Introduction by the gallery:
It is far from an easy task to classify someone as prolific, creative and versatile as Ruud van Empel, let alone place his works in an art genre box. For nearly 10 years he has been developing his particular style, for which he is internationally known, depicting hundreds of innocent-looking children in dense nature, and since not long ago also still lifes and nudes.
Van Empel is one of a kind on the contemporary art scene. His various pictures resonate with many classical artworks, as he uses elements, compositions and topics from previous epochs and incorporates them in his pictures to create his own, unique and poignant style. The current show at Flatland Gallery will focus on his latest works, his still lifes and self portraits.
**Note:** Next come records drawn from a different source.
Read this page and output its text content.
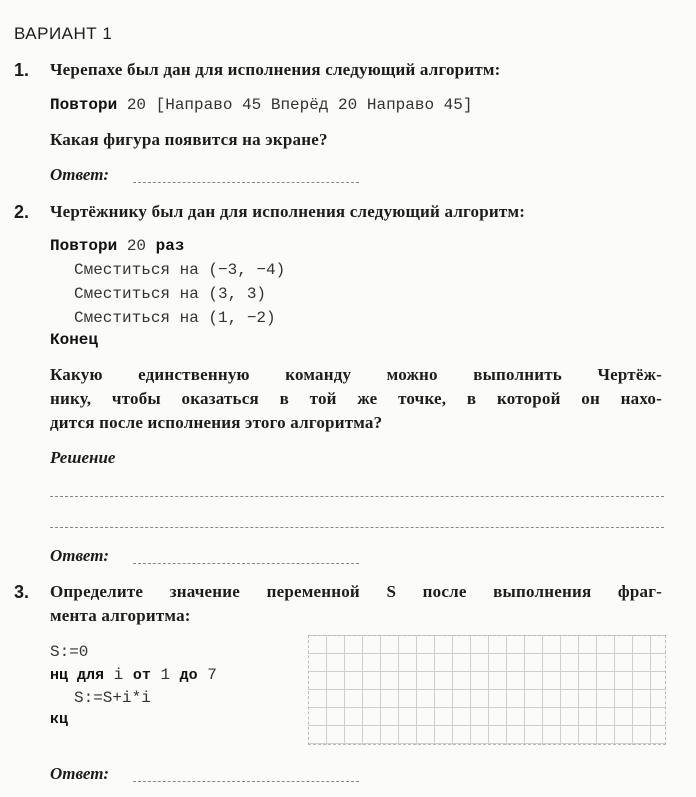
ВАРИАНТ 1
1. Черепахе был дан для исполнения следующий алгоритм:
Повтори 20 [Направо 45 Вперёд 20 Направо 45]
Какая фигура появится на экране?
Ответ:
2. Чертёжнику был дан для исполнения следующий алгоритм:
Повтори 20 раз
Сместиться на (−3, −4)
Сместиться на (3, 3)
Сместиться на (1, −2)
Конец
Какую единственную команду можно выполнить Чертёж-
нику, чтобы оказаться в той же точке, в которой он нахо-
дится после исполнения этого алгоритма?
Решение
Ответ:
3. Определите значение переменной S после выполнения фраг-
мента алгоритма:
S:=0
нц для i от 1 до 7
S:=S+i*i
кц
Ответ:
Van Empel employs the inheritance of cubists, exploring traditional artistic techniques within a contemporary framework. Just like Henri Matisse, who designed his monumental Oceania using cut-outs, van Empel creates digital photo collages from pictures he took and cut out on a digital screen. Though at first glance his works appear to be photos taken in real life, they depict a world shaped entirely by the artist. He places plants together that would never coexist in nature and portrays faces of people that have never lived and never will.
Most of his work is aesthetically pleasing however there is that under meaning. As with his earlier series ‘Souvenier’ (2008) the photographed objects from the artist’s childhood and youth put together form a reminder of the lost past and his parents. In his recent Still lifes, 2014-2015, again layers can be seen; they seem to show how easily life can perish.
Just as in Souvenir the artist composed in his new Still Lifes pictures of elements used in his home or kept for sentimental reasons. Yet this time they are more personal. Still life – Photo, is created out of personal photos of the artist. He put them on show in his picture, very expressive and moving. What is remarkable about the Still life series is that unlike others they are monochrome. Van Empel adjusts the backgrounds to tonally match the displayed objects in the pictures. There are no distracting colour contrast, allowing the viewer to keep a better focus on the composition and the subject; his concern for what Proust described in the episode of the madeleine in ‘A la recherche du temps perdu’, the subject of involuntary memory.
This brings up the question of time and the elusiveness of it. In this way Van Empel shows how past and present and possible the future form integrated circuits.